Time-dependent relaxation processes continue after forming of sheet metal components. Mechanical properties and even the shape of the parts may evolve with time, which may promote the failure of the metal components. In-service stress relaxation is generally associated with low strain rate and non-uniform deformation; its mechanism is still not clear because of the difficulties in experimental measurements. The objective of this work is to gain the micro-mechanical insight of stress relaxation, and construct an appropriate constitutive model, which can be applied to predict the time-dependent relaxation process after forming.; The bent beam relaxation test—a simple method to measure relaxation at stress levels well below the usual 0.2% offset yield stress, is outlined first, and the method to analyze the experimental results is also discussed.

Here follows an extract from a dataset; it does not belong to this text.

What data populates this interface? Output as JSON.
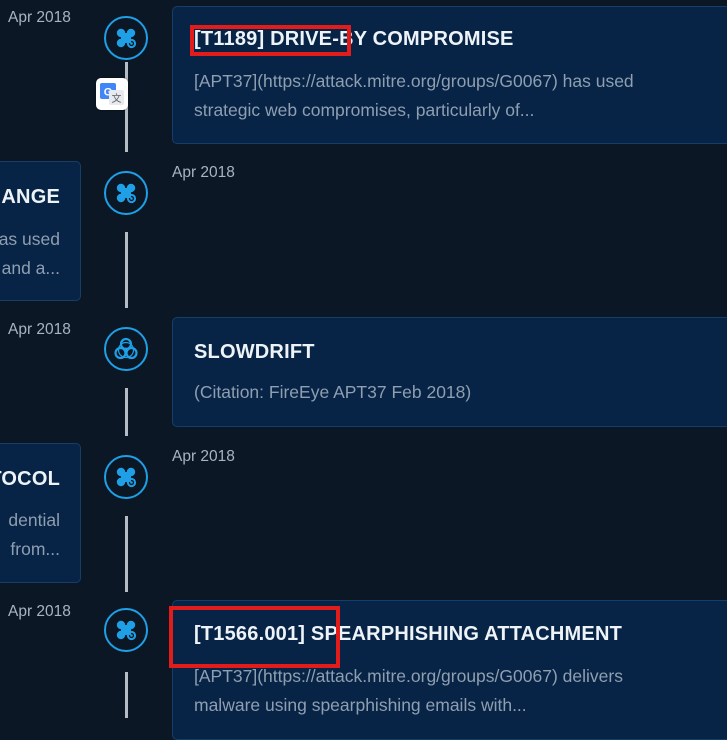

Several constitutive models are applied to fit the experimental results, such as the mechanical threshold stress (MTS) model, Hart's model and a modified Hart's model. The fitting results show that only the Modified Hart's model can provide a consistent description for stress relaxation, especially the initial transient process. However; with the special phenomenological expression in the plastic element, the Hart's type models are not suitable for simulating the deformation with bulk plastic flow. In order to predict the typical industrial forming and in-service response of sheet metal, such as sheet metal forming and subsequent springback or relaxation, a general model—the Mix model, is proposed. The new model keeps the basic frame of the Modified Hart's model and introduces the expression of the MTS model to represent the macro-plastic deformation. As a result, this model can characterize well both the micro-plastic processes that lead to stress relaxation and springback, and the bulk plastic flow in the process of sheet metal forming. The algorithm of time integration of the Mix model is also discussed and implemented within ABAQUS by a UMAT. The numerical simulations for the bent beam relaxation test and several complex deformation processes, including time-dependent springback, are per formed based on the developed code. The simulated results are encouraging. It is proven that the Mix model is effective to evaluate the time-dependent stress relaxation and springback.